Seven best practices of data visualization in 2018

Visualization   |   
Published July 18, 2018   |   

Data has grown increasingly complex over recent years, thanks in no small part to computers becoming fundamental to how all businesses work. This has its positives, as the more data and metrics a company can work with, the more performant and reactive the be.

The real problem is that many people are very visually-oriented, meaning a wall of text, numbers and technical terms simply aren’t all that digestible, even to people who understand what all this information means. Thankfully, people long ago mastered the creation of charts, graphs, tables and spreadsheets to intuitively represent data in easily-digested ways.

These were in fact one of the biggest driving innovations in the advancement of office software at the dawn of the computerized office, and this refinement and evolution haven’t stopped since. You’re probably all too familiar with the creation of these charts and graphs, if you’ve spent any time working in a modern office.

Sadly, you’re probably also familiar with those colleagues in your department who’re bad about providing needed visualizations, or, let’s be honest, just don’t do a great job.

This can result in one member of a team being saddled with producing all of the visualizations. Not only is this inefficient and unideal, it can also result in a lot of errors. If one person gets stuck handling all of this, they may be working with data they don’t entirely grasp, especially in situations where some specialism is present.

In other words, making sure your entire office is on the same page about data visualization is very necessary, and is only going to be more so in the future. Perhaps it’s time for your entire department to stop, take a breath, and collectively look at modern best practices for data visualization.

1. Agree on a Methodology

Establish a routine for how data visualization is produced by everyone involved. Standardize your data acquisition process, visual schema and design parameters and adhere to these pretty strictly.

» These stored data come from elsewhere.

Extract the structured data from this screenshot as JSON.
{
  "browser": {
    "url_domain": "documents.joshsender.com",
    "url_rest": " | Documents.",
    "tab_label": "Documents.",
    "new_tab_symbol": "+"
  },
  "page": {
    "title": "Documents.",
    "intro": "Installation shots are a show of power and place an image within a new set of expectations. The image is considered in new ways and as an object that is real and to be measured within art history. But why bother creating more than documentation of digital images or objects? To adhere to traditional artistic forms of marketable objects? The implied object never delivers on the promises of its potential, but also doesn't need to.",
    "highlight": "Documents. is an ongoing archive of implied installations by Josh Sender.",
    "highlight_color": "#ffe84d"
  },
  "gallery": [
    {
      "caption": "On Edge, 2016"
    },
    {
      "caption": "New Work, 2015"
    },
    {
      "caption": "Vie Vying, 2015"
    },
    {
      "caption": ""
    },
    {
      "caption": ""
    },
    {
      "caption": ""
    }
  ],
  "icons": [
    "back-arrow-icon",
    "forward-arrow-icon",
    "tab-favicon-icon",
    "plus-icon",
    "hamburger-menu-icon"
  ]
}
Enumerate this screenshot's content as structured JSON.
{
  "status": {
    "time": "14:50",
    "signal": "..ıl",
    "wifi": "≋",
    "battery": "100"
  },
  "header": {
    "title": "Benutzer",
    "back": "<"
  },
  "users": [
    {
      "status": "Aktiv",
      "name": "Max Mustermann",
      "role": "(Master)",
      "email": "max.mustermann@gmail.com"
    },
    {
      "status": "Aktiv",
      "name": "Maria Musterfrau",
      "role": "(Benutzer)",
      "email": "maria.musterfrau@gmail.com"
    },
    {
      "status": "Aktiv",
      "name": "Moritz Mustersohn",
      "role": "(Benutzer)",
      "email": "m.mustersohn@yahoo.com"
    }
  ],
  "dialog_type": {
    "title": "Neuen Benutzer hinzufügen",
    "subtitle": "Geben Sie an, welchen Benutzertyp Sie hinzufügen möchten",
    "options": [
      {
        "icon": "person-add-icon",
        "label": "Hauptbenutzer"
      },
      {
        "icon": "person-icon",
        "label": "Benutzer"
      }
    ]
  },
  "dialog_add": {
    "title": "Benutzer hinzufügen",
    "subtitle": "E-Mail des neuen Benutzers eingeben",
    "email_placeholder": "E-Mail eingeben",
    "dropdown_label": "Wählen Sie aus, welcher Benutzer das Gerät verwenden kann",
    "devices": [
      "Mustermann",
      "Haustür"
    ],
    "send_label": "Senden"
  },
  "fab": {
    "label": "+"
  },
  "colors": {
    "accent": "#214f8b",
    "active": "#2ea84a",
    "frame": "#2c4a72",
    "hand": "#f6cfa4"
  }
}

This will ensure consistency in all visualizations, and the target audiences will become accustomed to reading them easily.

2. Understand Your Audience

Data isn’t processed the same way by everyone, and the data present may mean different things to different people. Know who your audience is, and what their occupations are. This will allow you to design your visualizations in a way that makes the most sense to them, and presents the data everyone needs.

3. Determine the Desired Outcome

Presenting visualized data is something of a call to action. Know in advance what reaction you are trying to evoke from those whom will be reading it. For example, if you want to indicate status quo, you’ll be aiming for little to no reaction. If you’re conveying positive gains, you’ll want to evoke a positive reaction.

4. Use classification

There is more than one type of visualization, and each one serves a very different purpose. For example, an operational design is intended to show the various metrics involved in regular operation of one or more business processes. Strategic visualizations are used for planning actions or reactions to situations, as well as to plan the implementation of change. Analytical visualizations provide logistics and statistics often important to those working in the company’s financial departments.

5. Use Profiling

Be sure to profile your data in logical ordering that makes common sense to everyone. This is a common pitfall in visualization, especially when it’s coming from someone to whom this has often been an afterthought. Be sure to categorize your data, putting stuff together that belongs together. Be sure to order data in a common, sequential manner of increasing or decreasing the value. Finally, be sure to be as quantitative as possible, conveying the value of the given metrics sampled in the visualization.

6. Use visual Elements as Intended

Sometimes, people like to get a little too creative, and have a tendency to be a little too artistic with how they implement visual elements in these documents. Consider the way the human brain processes a visual – which direction will the eye scan? This is known as eye tracking in UX, and it’s just as important here. Ordering elements and data in an ordinal fashion that follows this flow is imperative.

7. Fail Faster

A common term in recent years is “fail faster”. This is most commonly used in various development environments, meaning “prototype, test and try again as often as possible”. This is applicable to data visualization, though it can be tricky and even seem disparaging to cope with. Don’t spend too much time trying to get your visualization practices to a 100% success rate before trying them out on your target audience. Prototype them, get input on readability, and apply the process to real use in the meantime. This is called iterative design.

It all seems pretty straightforward when you sit back and look at it, doesn’t it? Understanding your audience, your corporate culture and human nature as a whole is the key to proper data visualization. Fortunately, once you understand these principles, it’s very easy to enforce them relatively effortlessly with the modern, more intelligent office software commonly in use.